Muncie Arts and Culture Council, with the support of local building owners, has installed two prominent works of art on buildings in downtown Muncie.

Large-scale, all-weather, temporary banners display reproductions of famous portraits and paintings, turning the sides of downtown buildings into art installations and conversation pieces. Frank Petty, a downtown property developer, owner, and Ball State graduate, was a key visionary behind the project who worked closely with the Muncie Arts and Culture Council to bring the project to life. The project was initiated nearly a year ago, with inspiration drawn from a similar effort in Traverse City, Michigan where Petty resides.

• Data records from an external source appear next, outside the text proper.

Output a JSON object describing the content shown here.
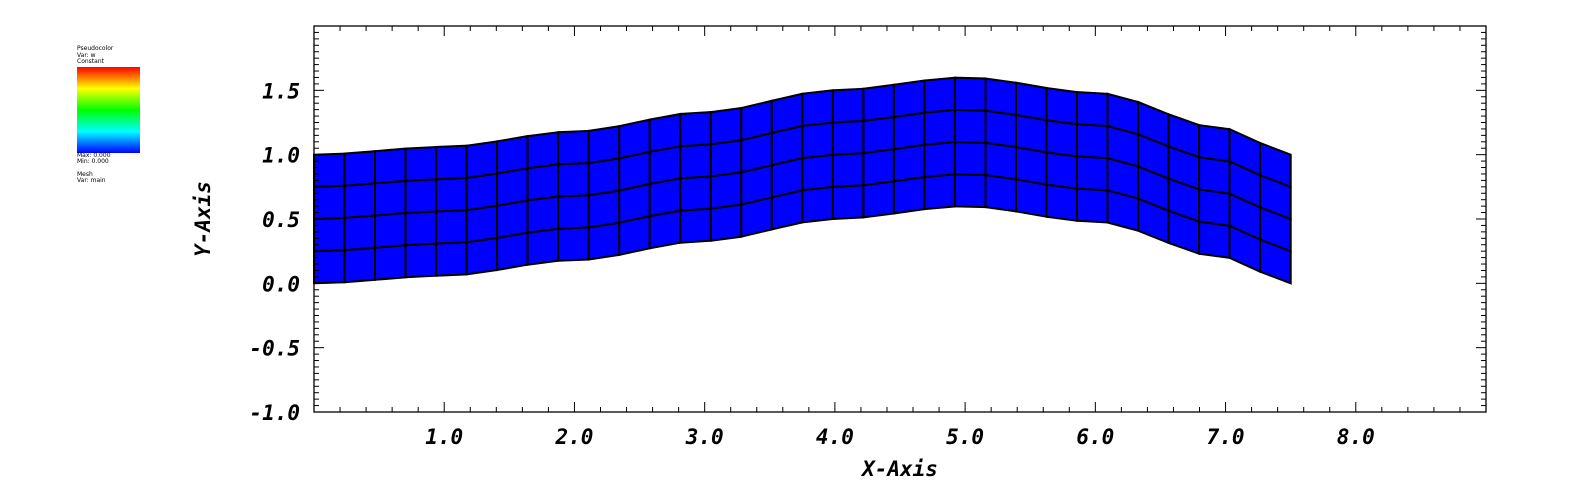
{
  "legend": {
    "plot_label": "Pseudocolor",
    "var_label": "Var: w",
    "constant_label": "Constant",
    "max_label": "Max: 0.000",
    "min_label": "Min: 0.000",
    "mesh_label": "Mesh",
    "mesh_var_label": "Var: main",
    "colormap": [
      "#ff0000",
      "#ffff00",
      "#00ff00",
      "#00ffff",
      "#0000ff"
    ]
  },
  "chart_data": {
    "type": "mesh",
    "xlabel": "X-Axis",
    "ylabel": "Y-Axis",
    "xlim": [
      0.0,
      9.0
    ],
    "ylim": [
      -1.0,
      2.0
    ],
    "x_ticks": [
      1.0,
      2.0,
      3.0,
      4.0,
      5.0,
      6.0,
      7.0,
      8.0
    ],
    "x_tick_labels": [
      "1.0",
      "2.0",
      "3.0",
      "4.0",
      "5.0",
      "6.0",
      "7.0",
      "8.0"
    ],
    "y_ticks": [
      -1.0,
      -0.5,
      0.0,
      0.5,
      1.0,
      1.5
    ],
    "y_tick_labels": [
      "-1.0",
      "-0.5",
      "0.0",
      "0.5",
      "1.0",
      "1.5"
    ],
    "fill_color": "#0000ff",
    "edge_color": "#000000",
    "mesh": {
      "x_range": [
        0.0,
        7.5
      ],
      "columns": 32,
      "rows": 4,
      "height": 1.0,
      "bottom_curve_x": [
        0.0,
        1.0,
        2.0,
        3.0,
        4.0,
        5.0,
        6.0,
        7.0,
        7.5
      ],
      "bottom_curve_y": [
        0.0,
        0.06,
        0.18,
        0.33,
        0.5,
        0.6,
        0.48,
        0.2,
        0.0
      ]
    }
  }
}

“As Muncie Arts and Culture Council works to expand public art in the city, this project was a perfect fit. These pieces of art are not only highly visible, but they also recognize Hoosiers who have helped to shape our city and state,” said Sherri Contos, Executive Director of Muncie Arts and Culture Council. “As downtown Muncie’s revitalization efforts take hold and as downtown continues to become an even better destination, we’re entering an exciting new era for the city. Public art plays a critical role in vibrant communities, and this new initiative is an exciting step to continue these efforts in downtown.”

Mural locations include the Star Bank Plaza building at 400 N. High Street and the Ball Associates Building at 222 S. Mulberry Street. Featured on the works is a painting by legendary Indiana artist J. Otis Adams as well as a portrait of the five Ball brothers, both from the Minnetrista Heritage Collection.

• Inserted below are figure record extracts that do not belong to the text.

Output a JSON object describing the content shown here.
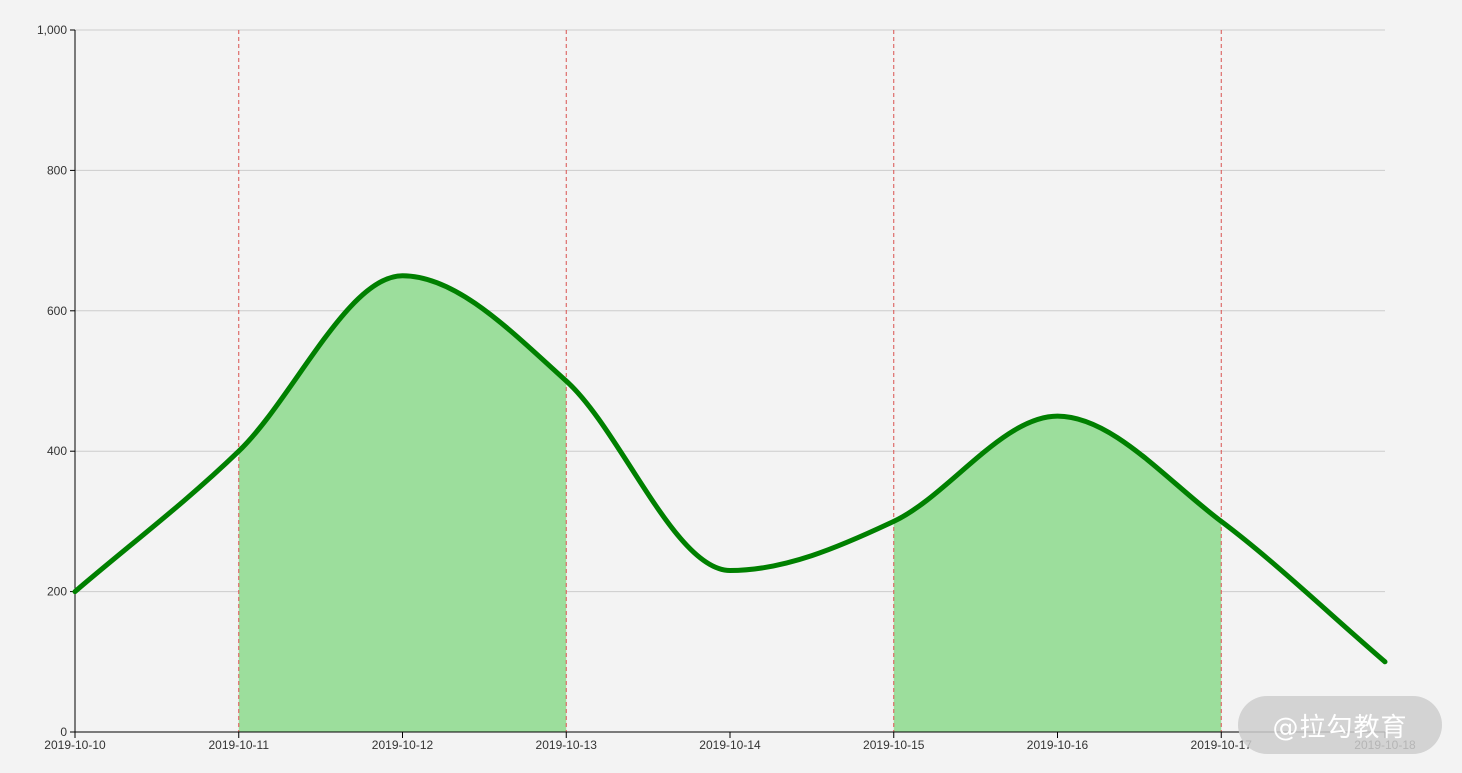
{
  "chart_data": {
    "type": "line",
    "x": [
      "2019-10-10",
      "2019-10-11",
      "2019-10-12",
      "2019-10-13",
      "2019-10-14",
      "2019-10-15",
      "2019-10-16",
      "2019-10-17",
      "2019-10-18"
    ],
    "series": [
      {
        "values": [
          200,
          400,
          650,
          500,
          230,
          300,
          450,
          300,
          100
        ],
        "color": "#008000",
        "curve": "smooth"
      }
    ],
    "yticks": [
      "0",
      "200",
      "400",
      "600",
      "800",
      "1,000"
    ],
    "ylim": [
      0,
      1000
    ],
    "grid": "horizontal",
    "highlight_ranges": [
      {
        "from": "2019-10-11",
        "to": "2019-10-13"
      },
      {
        "from": "2019-10-15",
        "to": "2019-10-17"
      }
    ],
    "reference_lines": [
      "2019-10-11",
      "2019-10-13",
      "2019-10-15",
      "2019-10-17"
    ],
    "colors": {
      "line": "#008000",
      "area_fill": "#9cde9c",
      "reference_line": "#d9534f",
      "grid": "#cccccc",
      "axis": "#000000",
      "background": "#f3f3f3"
    }
  },
  "watermark": {
    "text": "@拉勾教育"
  }
}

Support for the effort and use of exterior wall space was provided by local building owners, including Frank Petty. “These works of art are essentially turning downtown buildings into temporary outdoor art galleries. I am excited about the future of Muncie’s downtown, and I hope these first two installations will help serve as a spark to help MACC identify additional buildings and works of art to expand this effort,” stated Petty.

The Muncie community has a long tradition of supporting public art, a history which stretches back to the days of the Indiana Gas Boom. The efforts of private citizens, nonprofit organizations, religious groups, and government entities have contributed to a rich base of public art in the city. Continued efforts by groups like the Muncie Arts and Culture Council, with assistance from MACC’s Muncie Public Arts Committee, are further developing this base.